To achieve this, Mr al Tarawneh said the country would need a continuous awareness campaign, through television and other media, featuring people with disabilities.

"You want something to happen by trying to improve accessibility in malls, parks and other places," he said. "But if we don't see people with disabilities utilising all these things, then we're defeating the purpose."

The UAE is one of 99 countries to ratify the UN's CRPD, adopted at UN headquarters in New York in late 2006. In doing so last year the country pledged to identify and eliminate barriers to accessibility in buildings, roads, transportation systems and indoor and outdoor facilities. The ratification means that the UAE is now obligated to create an independent monitoring committee composed of people with disabilities who can assess how it is implementing the convention within its borders. That committee is still under consideration by the Ministry of Social Affairs.

The government's initial report to the UN's committee is due by next March, two years after ratification. The first full report is due by 2016. Once a country ratifies the document, it is obligated to adhere to every article of the convention, said Mr al Tarawneh.

"We don't expect developments to take place within a year, or for the country to take a 360-degree turn," he said. "It will definitely take years."

The UAE is making progress on the issue, although there are many improvements to be made, said Nazim Fawzi, an adviser in the field of disability for the Ministry of Social Affairs.

The ministry is charged with monitoring the implementation of the country's disability law, managing the affairs of citizens with disabilities and supervising its public rehabilitation and care centres.

There are 3,997 disabled people - Emiratis and expats - registered in a dozen government and private-run rehabilitation and care centres. The ministry runs five of these centres.

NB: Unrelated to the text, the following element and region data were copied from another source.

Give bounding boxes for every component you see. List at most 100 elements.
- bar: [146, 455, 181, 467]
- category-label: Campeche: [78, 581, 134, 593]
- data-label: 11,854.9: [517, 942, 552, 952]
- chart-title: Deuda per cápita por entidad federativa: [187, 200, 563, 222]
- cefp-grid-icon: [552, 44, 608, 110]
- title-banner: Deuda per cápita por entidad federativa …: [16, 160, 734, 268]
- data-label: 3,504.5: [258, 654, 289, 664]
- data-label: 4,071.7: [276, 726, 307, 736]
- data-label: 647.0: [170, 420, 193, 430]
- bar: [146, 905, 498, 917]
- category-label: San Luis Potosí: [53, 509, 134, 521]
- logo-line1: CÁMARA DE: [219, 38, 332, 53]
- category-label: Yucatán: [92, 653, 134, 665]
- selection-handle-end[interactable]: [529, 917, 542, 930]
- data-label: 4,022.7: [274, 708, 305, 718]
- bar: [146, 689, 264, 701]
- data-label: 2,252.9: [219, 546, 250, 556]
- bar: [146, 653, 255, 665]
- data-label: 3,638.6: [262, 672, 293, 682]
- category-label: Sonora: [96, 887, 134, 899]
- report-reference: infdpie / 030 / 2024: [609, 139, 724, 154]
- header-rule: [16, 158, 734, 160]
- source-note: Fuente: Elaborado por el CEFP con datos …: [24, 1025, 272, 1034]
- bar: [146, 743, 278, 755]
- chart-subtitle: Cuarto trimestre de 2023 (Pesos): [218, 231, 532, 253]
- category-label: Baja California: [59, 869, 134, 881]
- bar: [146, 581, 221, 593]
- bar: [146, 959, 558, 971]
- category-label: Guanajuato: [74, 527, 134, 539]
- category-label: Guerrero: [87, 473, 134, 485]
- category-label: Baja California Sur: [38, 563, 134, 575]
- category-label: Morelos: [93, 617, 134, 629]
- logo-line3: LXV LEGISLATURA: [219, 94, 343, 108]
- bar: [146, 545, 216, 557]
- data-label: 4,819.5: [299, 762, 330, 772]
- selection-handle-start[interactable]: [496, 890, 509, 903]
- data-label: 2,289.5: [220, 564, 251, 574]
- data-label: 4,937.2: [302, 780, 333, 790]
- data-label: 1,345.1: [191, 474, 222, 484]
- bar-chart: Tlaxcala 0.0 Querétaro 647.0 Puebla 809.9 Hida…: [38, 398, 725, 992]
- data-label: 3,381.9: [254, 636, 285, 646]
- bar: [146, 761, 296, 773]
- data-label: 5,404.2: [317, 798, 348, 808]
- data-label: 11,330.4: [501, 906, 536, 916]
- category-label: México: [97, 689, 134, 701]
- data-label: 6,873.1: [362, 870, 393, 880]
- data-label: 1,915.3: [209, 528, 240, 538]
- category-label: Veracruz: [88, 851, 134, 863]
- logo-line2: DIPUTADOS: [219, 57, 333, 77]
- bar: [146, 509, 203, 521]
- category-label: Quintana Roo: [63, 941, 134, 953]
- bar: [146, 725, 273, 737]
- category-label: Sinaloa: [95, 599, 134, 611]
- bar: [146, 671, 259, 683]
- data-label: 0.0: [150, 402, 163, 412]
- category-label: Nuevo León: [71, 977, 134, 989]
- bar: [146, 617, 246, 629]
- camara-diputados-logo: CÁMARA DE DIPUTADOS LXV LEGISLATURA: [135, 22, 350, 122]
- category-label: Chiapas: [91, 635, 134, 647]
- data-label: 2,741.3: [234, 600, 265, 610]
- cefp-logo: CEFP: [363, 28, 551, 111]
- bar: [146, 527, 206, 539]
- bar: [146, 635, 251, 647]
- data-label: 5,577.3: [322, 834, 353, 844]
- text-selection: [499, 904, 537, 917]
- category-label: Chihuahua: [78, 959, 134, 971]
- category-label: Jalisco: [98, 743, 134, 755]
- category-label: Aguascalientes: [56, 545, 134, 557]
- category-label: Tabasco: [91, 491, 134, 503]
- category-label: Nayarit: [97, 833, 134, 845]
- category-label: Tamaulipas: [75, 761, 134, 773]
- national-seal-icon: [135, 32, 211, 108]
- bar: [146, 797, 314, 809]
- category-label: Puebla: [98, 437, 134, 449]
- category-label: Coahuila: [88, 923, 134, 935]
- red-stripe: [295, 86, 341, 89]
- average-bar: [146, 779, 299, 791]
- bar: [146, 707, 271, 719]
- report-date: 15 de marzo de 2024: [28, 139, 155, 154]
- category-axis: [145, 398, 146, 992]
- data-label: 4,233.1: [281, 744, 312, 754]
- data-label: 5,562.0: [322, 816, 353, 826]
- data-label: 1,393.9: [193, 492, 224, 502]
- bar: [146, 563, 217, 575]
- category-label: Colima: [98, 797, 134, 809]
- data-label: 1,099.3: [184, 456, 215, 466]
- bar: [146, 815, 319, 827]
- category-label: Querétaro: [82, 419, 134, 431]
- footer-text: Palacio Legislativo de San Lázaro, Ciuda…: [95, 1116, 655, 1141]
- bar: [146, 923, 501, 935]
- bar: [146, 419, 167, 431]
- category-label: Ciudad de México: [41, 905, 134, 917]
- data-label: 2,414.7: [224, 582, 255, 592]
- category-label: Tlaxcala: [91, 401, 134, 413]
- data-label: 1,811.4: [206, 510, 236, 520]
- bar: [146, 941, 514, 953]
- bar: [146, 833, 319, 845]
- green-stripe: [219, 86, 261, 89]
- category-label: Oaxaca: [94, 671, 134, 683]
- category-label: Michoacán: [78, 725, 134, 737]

"When the UAE signed and ratified the UN Convention on the Rights of People with Disabilities, it showed how committed it was in the issue of disability rights," said Mr Fawzi. "Now we in the Ministry of Social Affairs are asking others to help us. These are the engineers, owners of shopping malls and hotels, the municipality and the transport authorities, among others."

There is another big step at an international level the UAE has yet to take, however, which is signing the CRPD's "optional protocol".

"It is important," said Mr al Tarawneh. "Because it gives an individual or group of individuals the right to file a complaint directly to the UN committee if they feel that their rights had been violated under the CRPD and after exhausting all legal efforts at a national level," he said.